Sukces "Wiedźmina" przyćmił nieco osiągnięcia innych polskich producentów gier. A jest się czym chwalić, bo jak się okazuje najlepiej sprzedającą się polską grą na świecie jest "Dead Island" wrocławskiego Techlandu. Możliwość wcielenia się w turystę walczącego ze spragnionymi krwi zombie trafiła w gusta graczy i rozeszła się w nakładzie ponad siedmiu milionów egzemplarzy. CD Projekt swoim "Wiedźminem” taki wynik co prawda już osiągnął, ale tylko gdy zsumuje się wyniki sprzedaży obu części tej gry. Licząc je pojedynczo, konkurencja Geralta z Rivii po prostu deklasuje. Niewiele gorsza od rywali jest warszawska firma CI Games. - Nasza seria gier „Sniper: Ghost Warrior”, której druga część ukazała się w 2013 roku, sprzedała się już na świecie w nakładzie ponad 5 milionów sztuk – mówi w rozmowie z tvn24bis.pl Błażej Krakowiak, rzecznik CI Games.
Wszystkie wyżej wymienione gry nadal świetnie się sprzedają zarówno w Polsce, jaki na świecie. A jest o co walczyć. Jak wyliczyła firma badawcza Gartner, światowy rynek gier komputerowych, na PC-ty, konsole i smartfony był wart w 2013 r. 93,3 mld dolarów. W tym roku jego wartość ma sięgnąć 101,6 mld dol. Z kolei firma Newzoo zajmująca się analizą rynku gier komputerowych jest w swoich prognozach ostrożniejsza. Jej zdaniem w tym roku rynek urośnie do 81,4 mld dol., a z każdym kolejnym będzie się powiększać o co najmniej osiem procent, by w 2017 r. przebić barierę 100 mld dol. Gdzie w tym komputerowym torcie plasuje się Polska?

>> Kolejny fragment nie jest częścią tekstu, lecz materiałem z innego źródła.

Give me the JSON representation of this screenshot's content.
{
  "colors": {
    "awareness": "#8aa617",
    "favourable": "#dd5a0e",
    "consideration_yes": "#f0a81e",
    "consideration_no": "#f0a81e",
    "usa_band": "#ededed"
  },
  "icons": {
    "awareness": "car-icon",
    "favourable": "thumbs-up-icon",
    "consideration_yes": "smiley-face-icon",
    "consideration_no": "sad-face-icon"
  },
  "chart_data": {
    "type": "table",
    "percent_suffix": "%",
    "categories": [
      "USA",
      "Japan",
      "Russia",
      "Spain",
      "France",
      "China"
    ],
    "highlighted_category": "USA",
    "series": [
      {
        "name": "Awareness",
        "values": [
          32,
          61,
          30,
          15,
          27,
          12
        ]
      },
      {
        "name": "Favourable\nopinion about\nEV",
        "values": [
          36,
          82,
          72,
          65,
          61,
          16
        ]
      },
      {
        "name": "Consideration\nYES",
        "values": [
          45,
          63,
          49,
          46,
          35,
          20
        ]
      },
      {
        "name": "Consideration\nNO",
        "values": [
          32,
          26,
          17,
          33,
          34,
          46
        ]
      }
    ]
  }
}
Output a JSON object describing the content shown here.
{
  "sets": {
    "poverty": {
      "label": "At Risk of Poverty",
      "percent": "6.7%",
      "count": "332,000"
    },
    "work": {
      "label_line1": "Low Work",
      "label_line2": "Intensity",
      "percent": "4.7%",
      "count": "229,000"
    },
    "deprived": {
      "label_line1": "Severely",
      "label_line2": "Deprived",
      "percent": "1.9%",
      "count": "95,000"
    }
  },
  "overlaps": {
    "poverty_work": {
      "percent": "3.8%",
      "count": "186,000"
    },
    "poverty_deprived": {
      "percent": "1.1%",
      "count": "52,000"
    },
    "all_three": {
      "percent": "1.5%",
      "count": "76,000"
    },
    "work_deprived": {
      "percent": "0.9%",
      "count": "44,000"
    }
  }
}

Jesteśmy na drugim miejscu
Na 100 przebadanych przez firmę Newzoo państw, Polska z wartym 279 mln dol. rynkiem zajmuje dość wysokie 23. miejsce. Prowadzą USA (20,5 mld dol.) przed Chinami (17,9 mld dol.) i Japonią (12,2 mld dol.). Rynek północnoamerykański jest przy tym kluczowy dla światowej branży gier komputerowych. - Same Stany Zjednoczone potrafią niekiedy wygenerować nawet połowę globalnej sprzedaży – tłumaczy Paweł Kopiński, rzecznik Techlandu. Druga pod względem zainteresowania jest Europa. Tu najwięcej na zabawę przed komputerem wydają m.in. Brytyjczycy, Francuzi i Niemcy. Istotna z punktu widzenia producentów jest Japonia i Rosja. - Warto też wspomnieć o coraz większym znaczeniu rynków południowoamerykańskich, ze szczególnym naciskiem na Brazylię - podkreśla Kopiński. Co ciekawe, w regionie Europy Wschodniej jesteśmy na drugim miejscu za Rosją (1,14 mld dol.), a przed trzecią Rumunią (122,4 mln dol).
Na świecie jest 1,8 mld graczy, z czego nad Wisłą 13,4 mln. Na pokonywaniu wszelkiego rodzaju bossów, pobijaniu rekordów prędkości i podbijaniu krain Polak spędza dziennie średnio ok. 1,5 godziny. W co grał ostatnio?
Nazista ginie a młotem w łeb
Ostatnią produkcją wspomnianego CI Games jest "Enemy Front”. Jak mówi Błażej Krakowiak, to „pierwsza duża, wysokiej jakości produkcja na temat ruchu oporu przeciwko nazistowskiej okupacji”. Bohaterem gry jest Robert Hawkins, amerykański dziennikarz, który włącza się w walkę z Niemcami. To, co odróżnia tę grę od innych tego typu jest fakt, iż część jej fabuły jest osadzona w realiach Powstania Warszawskiego. Możemy zatem wziąć udział w zdobyciu budynku PAST-y, skradać się kanałami czy prowadzić ostrzał zza usypanych barykad.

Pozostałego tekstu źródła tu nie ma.